Miliband calls arrest of some 9 embassy employees unacceptable kind of "harassment and intimidation."
By AP, HILARY LEILA KRIEGER, SABINA AMIDI
British Foreign Secretary David Miliband on Sunday demanded the release of Iranian British Embassy employees detained by Iranian authorities in Teheran, warning Iran that "continued harassment will be met by a strong and united EU response."
Miliband said "about nine" employees were detained Saturday and that four had been released.
The British minister described the step as "harassment and intimidation of a kind that is quite unacceptable," and flatly rejected Iranian claims that the embassy employees were involved in anti-government protests in the country.
In London, a Foreign Office spokeswoman, speaking on customary condition of anonymity, said any further harassment of British Embassy employees would be met with "a strong and united EU response." She declined to comment on whether Britain was considering recalling its ambassador in protest or for consultations.

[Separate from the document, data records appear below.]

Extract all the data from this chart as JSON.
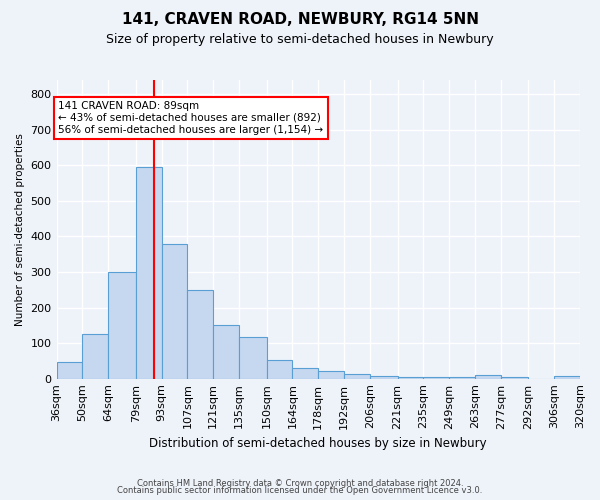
{
  "title": "141, CRAVEN ROAD, NEWBURY, RG14 5NN",
  "subtitle": "Size of property relative to semi-detached houses in Newbury",
  "xlabel": "Distribution of semi-detached houses by size in Newbury",
  "ylabel": "Number of semi-detached properties",
  "footer_line1": "Contains HM Land Registry data © Crown copyright and database right 2024.",
  "footer_line2": "Contains public sector information licensed under the Open Government Licence v3.0.",
  "categories": [
    "36sqm",
    "50sqm",
    "64sqm",
    "79sqm",
    "93sqm",
    "107sqm",
    "121sqm",
    "135sqm",
    "150sqm",
    "164sqm",
    "178sqm",
    "192sqm",
    "206sqm",
    "221sqm",
    "235sqm",
    "249sqm",
    "263sqm",
    "277sqm",
    "292sqm",
    "306sqm",
    "320sqm"
  ],
  "values": [
    47,
    125,
    300,
    595,
    380,
    250,
    150,
    118,
    53,
    30,
    22,
    12,
    7,
    4,
    4,
    4,
    10,
    4,
    0,
    8,
    0
  ],
  "bar_color": "#c5d8f0",
  "bar_edge_color": "#5a9fd4",
  "annotation_box_text_line1": "141 CRAVEN ROAD: 89sqm",
  "annotation_box_text_line2": "← 43% of semi-detached houses are smaller (892)",
  "annotation_box_text_line3": "56% of semi-detached houses are larger (1,154) →",
  "property_size": 89,
  "bin_edges": [
    36,
    50,
    64,
    79,
    93,
    107,
    121,
    135,
    150,
    164,
    178,
    192,
    206,
    221,
    235,
    249,
    263,
    277,
    292,
    306,
    320
  ],
  "ylim": [
    0,
    840
  ],
  "background_color": "#eef2f9",
  "grid_color": "#ffffff",
  "title_fontsize": 11,
  "subtitle_fontsize": 9
}
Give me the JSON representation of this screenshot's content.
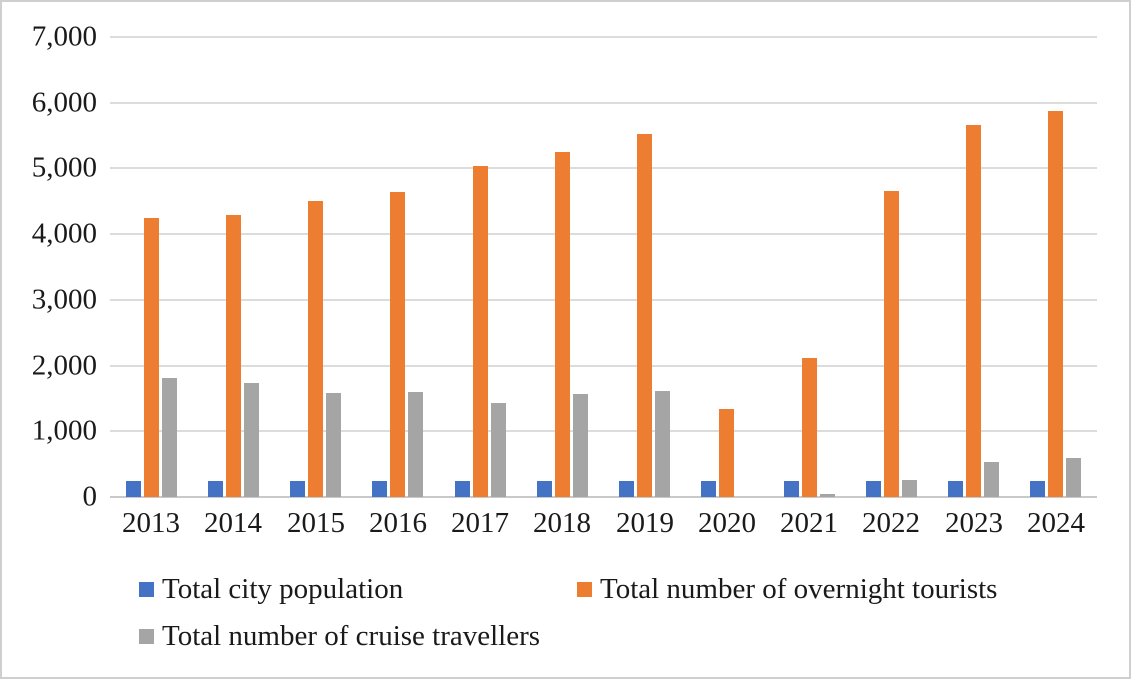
{
  "chart_data": {
    "type": "bar",
    "title": "",
    "xlabel": "",
    "ylabel": "",
    "categories": [
      "2013",
      "2014",
      "2015",
      "2016",
      "2017",
      "2018",
      "2019",
      "2020",
      "2021",
      "2022",
      "2023",
      "2024"
    ],
    "series": [
      {
        "name": "Total city population",
        "color": "#4472C4",
        "values": [
          250,
          250,
          250,
          250,
          250,
          250,
          250,
          250,
          250,
          250,
          250,
          250
        ]
      },
      {
        "name": "Total number of overnight tourists",
        "color": "#ED7D31",
        "values": [
          4250,
          4290,
          4500,
          4640,
          5030,
          5250,
          5520,
          1340,
          2120,
          4650,
          5660,
          5870
        ]
      },
      {
        "name": "Total number of cruise travellers",
        "color": "#A5A5A5",
        "values": [
          1810,
          1730,
          1580,
          1600,
          1430,
          1560,
          1610,
          0,
          40,
          260,
          530,
          590
        ]
      }
    ],
    "ylim": [
      0,
      7000
    ],
    "ytick_step": 1000,
    "ytick_labels": [
      "0",
      "1,000",
      "2,000",
      "3,000",
      "4,000",
      "5,000",
      "6,000",
      "7,000"
    ],
    "grid": true,
    "legend_position": "bottom",
    "legend_rows": [
      [
        0,
        1
      ],
      [
        2
      ]
    ]
  }
}
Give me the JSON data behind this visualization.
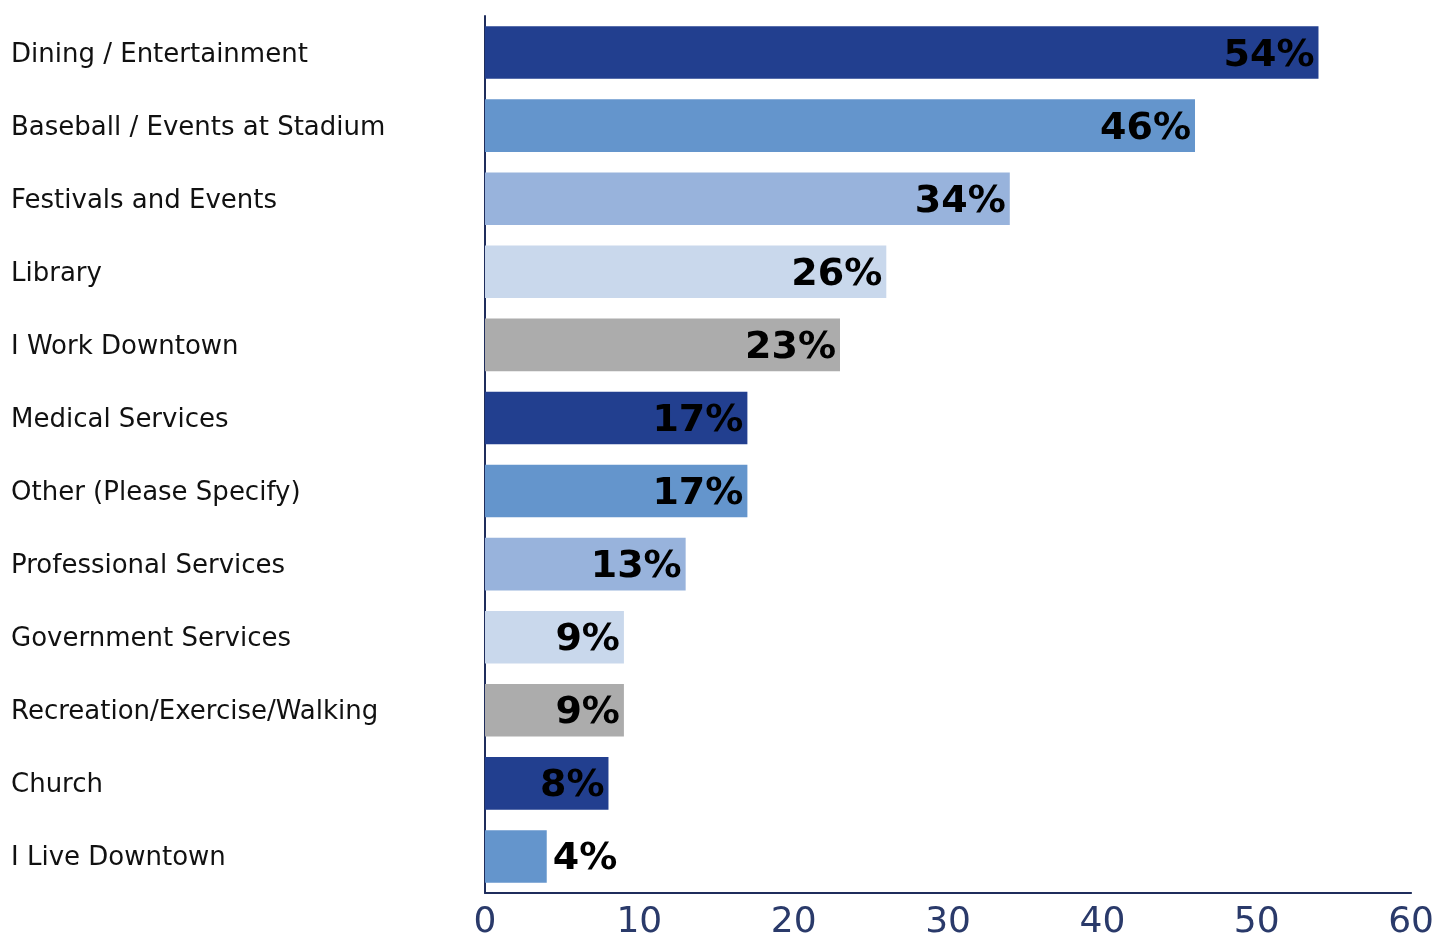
{
  "chart_data": {
    "type": "bar",
    "orientation": "horizontal",
    "categories": [
      "Dining / Entertainment",
      "Baseball / Events at Stadium",
      "Festivals and Events",
      "Library",
      "I Work Downtown",
      "Medical Services",
      "Other (Please Specify)",
      "Professional Services",
      "Government Services",
      "Recreation/Exercise/Walking",
      "Church",
      "I Live Downtown"
    ],
    "values": [
      54,
      46,
      34,
      26,
      23,
      17,
      17,
      13,
      9,
      9,
      8,
      4
    ],
    "value_labels": [
      "54%",
      "46%",
      "34%",
      "26%",
      "23%",
      "17%",
      "17%",
      "13%",
      "9%",
      "9%",
      "8%",
      "4%"
    ],
    "colors": [
      "#223f8f",
      "#6495cc",
      "#98b3dc",
      "#c9d8ec",
      "#acacac",
      "#223f8f",
      "#6495cc",
      "#98b3dc",
      "#c9d8ec",
      "#acacac",
      "#223f8f",
      "#6495cc"
    ],
    "xlim": [
      0,
      60
    ],
    "xticks": [
      0,
      10,
      20,
      30,
      40,
      50,
      60
    ],
    "grid": false
  }
}
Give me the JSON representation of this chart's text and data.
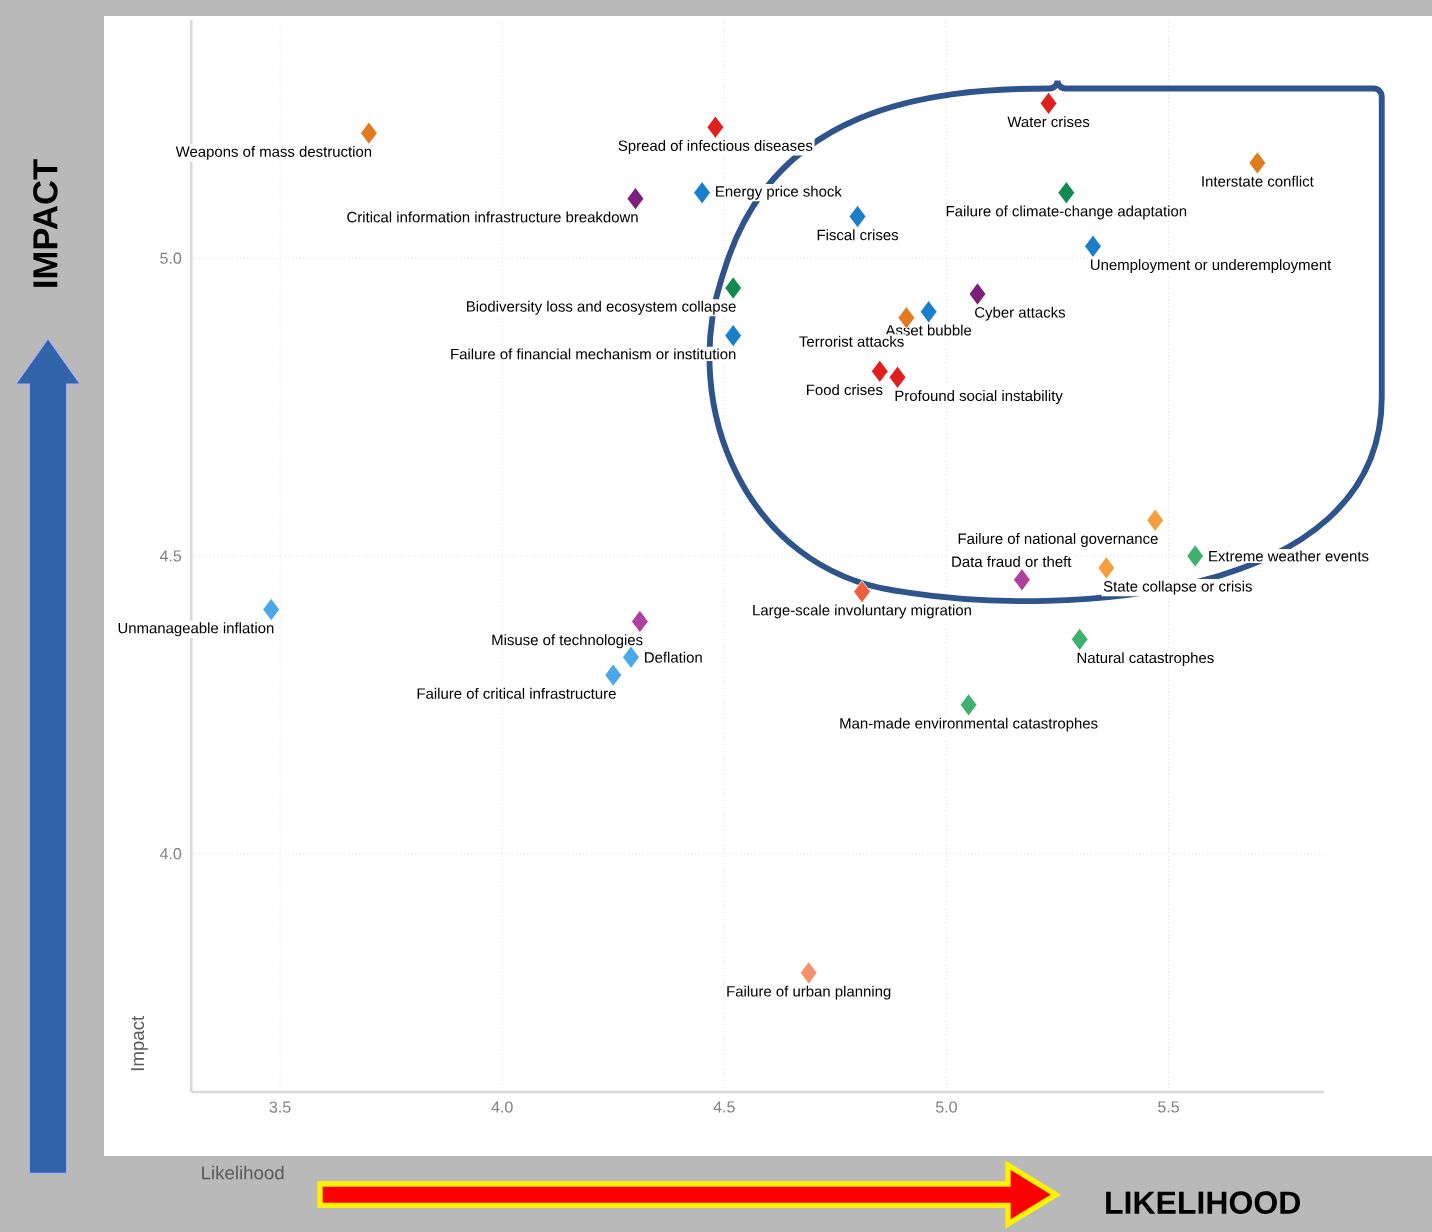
{
  "chart_data": {
    "type": "scatter",
    "xlabel": "Likelihood",
    "ylabel": "Impact",
    "annotations": [
      "IMPACT",
      "LIKELIHOOD"
    ],
    "xlim": [
      3.3,
      5.85
    ],
    "ylim": [
      3.6,
      5.4
    ],
    "xticks": [
      {
        "value": 3.5,
        "label": "3.5"
      },
      {
        "value": 4,
        "label": "4.0"
      },
      {
        "value": 4.5,
        "label": "4.5"
      },
      {
        "value": 5,
        "label": "5.0"
      },
      {
        "value": 5.5,
        "label": "5.5"
      }
    ],
    "yticks": [
      {
        "value": 4,
        "label": "4.0"
      },
      {
        "value": 4.5,
        "label": "4.5"
      },
      {
        "value": 5,
        "label": "5.0"
      }
    ],
    "grid": true,
    "marker": "diamond",
    "series": [
      {
        "name": "Weapons of mass destruction",
        "color": "#e07b20",
        "x": [
          3.7
        ],
        "values": [
          5.21
        ]
      },
      {
        "name": "Spread of infectious diseases",
        "color": "#e02020",
        "x": [
          4.48
        ],
        "values": [
          5.22
        ]
      },
      {
        "name": "Critical information infrastructure breakdown",
        "color": "#7b1f7b",
        "x": [
          4.3
        ],
        "values": [
          5.1
        ]
      },
      {
        "name": "Energy price shock",
        "color": "#1a7fc8",
        "x": [
          4.45
        ],
        "values": [
          5.11
        ]
      },
      {
        "name": "Water crises",
        "color": "#e02020",
        "x": [
          5.23
        ],
        "values": [
          5.26
        ]
      },
      {
        "name": "Interstate conflict",
        "color": "#e07b20",
        "x": [
          5.7
        ],
        "values": [
          5.16
        ]
      },
      {
        "name": "Failure of climate-change adaptation",
        "color": "#108a50",
        "x": [
          5.27
        ],
        "values": [
          5.11
        ]
      },
      {
        "name": "Fiscal crises",
        "color": "#1a7fc8",
        "x": [
          4.8
        ],
        "values": [
          5.07
        ]
      },
      {
        "name": "Unemployment or underemployment",
        "color": "#1a7fc8",
        "x": [
          5.33
        ],
        "values": [
          5.02
        ]
      },
      {
        "name": "Biodiversity loss and ecosystem collapse",
        "color": "#108a50",
        "x": [
          4.52
        ],
        "values": [
          4.95
        ]
      },
      {
        "name": "Failure of financial mechanism or institution",
        "color": "#1a7fc8",
        "x": [
          4.52
        ],
        "values": [
          4.87
        ]
      },
      {
        "name": "Cyber attacks",
        "color": "#7b1f7b",
        "x": [
          5.07
        ],
        "values": [
          4.94
        ]
      },
      {
        "name": "Asset bubble",
        "color": "#1a7fc8",
        "x": [
          4.96
        ],
        "values": [
          4.91
        ]
      },
      {
        "name": "Terrorist attacks",
        "color": "#e07b20",
        "x": [
          4.91
        ],
        "values": [
          4.9
        ]
      },
      {
        "name": "Food crises",
        "color": "#e02020",
        "x": [
          4.85
        ],
        "values": [
          4.81
        ]
      },
      {
        "name": "Profound social instability",
        "color": "#e02020",
        "x": [
          4.89
        ],
        "values": [
          4.8
        ]
      },
      {
        "name": "Failure of national governance",
        "color": "#f5a040",
        "x": [
          5.47
        ],
        "values": [
          4.56
        ]
      },
      {
        "name": "Extreme weather events",
        "color": "#40b070",
        "x": [
          5.56
        ],
        "values": [
          4.5
        ]
      },
      {
        "name": "State collapse or crisis",
        "color": "#f5a040",
        "x": [
          5.36
        ],
        "values": [
          4.48
        ]
      },
      {
        "name": "Data fraud or theft",
        "color": "#b040a0",
        "x": [
          5.17
        ],
        "values": [
          4.46
        ]
      },
      {
        "name": "Large-scale involuntary migration",
        "color": "#f06040",
        "x": [
          4.81
        ],
        "values": [
          4.44
        ]
      },
      {
        "name": "Natural catastrophes",
        "color": "#40b070",
        "x": [
          5.3
        ],
        "values": [
          4.36
        ]
      },
      {
        "name": "Man-made environmental catastrophes",
        "color": "#40b070",
        "x": [
          5.05
        ],
        "values": [
          4.25
        ]
      },
      {
        "name": "Unmanageable inflation",
        "color": "#4aa8ea",
        "x": [
          3.48
        ],
        "values": [
          4.41
        ]
      },
      {
        "name": "Misuse of technologies",
        "color": "#b040a0",
        "x": [
          4.31
        ],
        "values": [
          4.39
        ]
      },
      {
        "name": "Deflation",
        "color": "#4aa8ea",
        "x": [
          4.29
        ],
        "values": [
          4.33
        ]
      },
      {
        "name": "Failure of critical infrastructure",
        "color": "#4aa8ea",
        "x": [
          4.25
        ],
        "values": [
          4.3
        ]
      },
      {
        "name": "Failure of urban planning",
        "color": "#f5906a",
        "x": [
          4.69
        ],
        "values": [
          3.8
        ]
      }
    ]
  }
}
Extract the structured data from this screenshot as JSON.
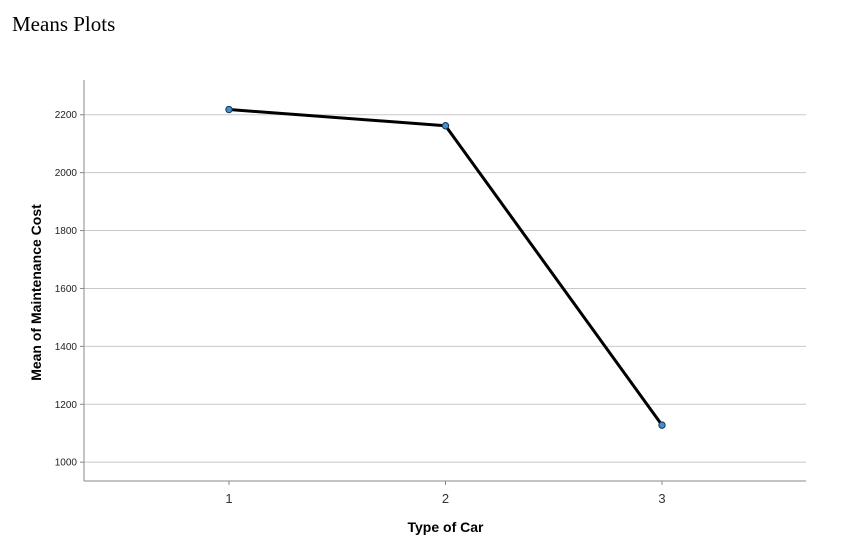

Italian Foreign Minister Franco Frattini said EU ministers - who met separately after the OSCE talks on Sunday afternoon - expressed support for Britain over the detained embassy officials.
"We have an agreement which reaffirms solidarity among member states particularly to the British authorities about the arrests," Frattini said.
He added that EU nations had also agreed to discuss a common visa policy for Iranians seeking to flee violence at home. Italy already has granted a number of visas to protesters in Iran who want to escape the crackdown.
Earlier Sunday, Iranian media reported that authorities had detained eight local employees of the British Embassy in Teheran for what was described as their alleged role in post-election protests.
Iran has accused the West of stoking unrest following a bitterly disputed June 12 presidential election, singling out Britain and the US for alleged meddling. Last week, Iran expelled two British diplomats, prompting the expulsion of two Iranian diplomats from Britain.
The semi-official Iranian Fars news agency reported Sunday that eight local employees of the British Embassy in Teheran were detained. The eight were suspected of having played a "significant role" in the recent unrest, Fars said in a report also cited by Iran's English-language, state-run Press TV.
The arrests announced Sunday come after a senior Iranian cleric, Ahmed Khatami, lashed out on Friday at Britain in a nationally televised sermon.
"In this unrest, Britons have behaved very mischievously and it is fair to add the slogan of 'down with England' to the slogan of 'down with USA,'" he said.
Contrastingly, the EU remained eager to restart talks with Iran on the country's nuclear program despite its crackdown on protesters following the presidential elections, the bloc's foreign policy chief said Sunday.
Javier Solana said the EU did not want to interfere in Iran's internal affairs, but would continue its criticism of the conduct of the security forces and the arrests of demonstrators.
Still, the EU also wants to leave the door open for the resumption of the dialogue with Teheran on its nuclear program, he said.
Iran's rulers have unleashed club-wielding militiamen to crush street protests and have arrested hundreds of journalists, students and activists. A special court is to try protesters, and Khatami demanded harsh sentences, including the death penalty, for those found guilty.
Despite the clampdown, Iranian opposition leader Mir Hossein Mousavi signaled he is not dropping his political challenge. In a new statement, he insisted on a repeat of the election and rejected a partial recount being proposed by the government. Still, Mousavi's challenge seemed largely aimed at maintaining some role as an opposition figure.
The latest statement by Mousavi, who is increasingly isolated in the past week, appeared Sunday on Ghalamnews, a Web site run by supporters. Mousavi-related Web sites have frequently been blocked by the government, and one was shut down by hackers last week.
Iran's top electoral body, the 12-member Guardian Council, has proposed recounting 10 percent of the votes. On Friday, the council offered to bring in six more political figures to oversee a partial recount, presumably to give the effort greater legitimacy in the eyes of the challengers.
However, Mousavi reiterated his demand for nullification as "the most suitable solution to restore public confidence." He called for independent arbiters to settle the dispute.
Another defeated candidate, Mahdi Karroubi, also expressed doubt that a fair review is possible.
"How is it possible to answer controversies through counting some ballots?" he wrote in a letter to the Guardian Council, published Sunday in his newspaper, Etemad-e-Melli.
A third candidate, Mohsen Rezaei, said he would only send a representative to the council, for observation of a re-count, if the other two candidates did the same.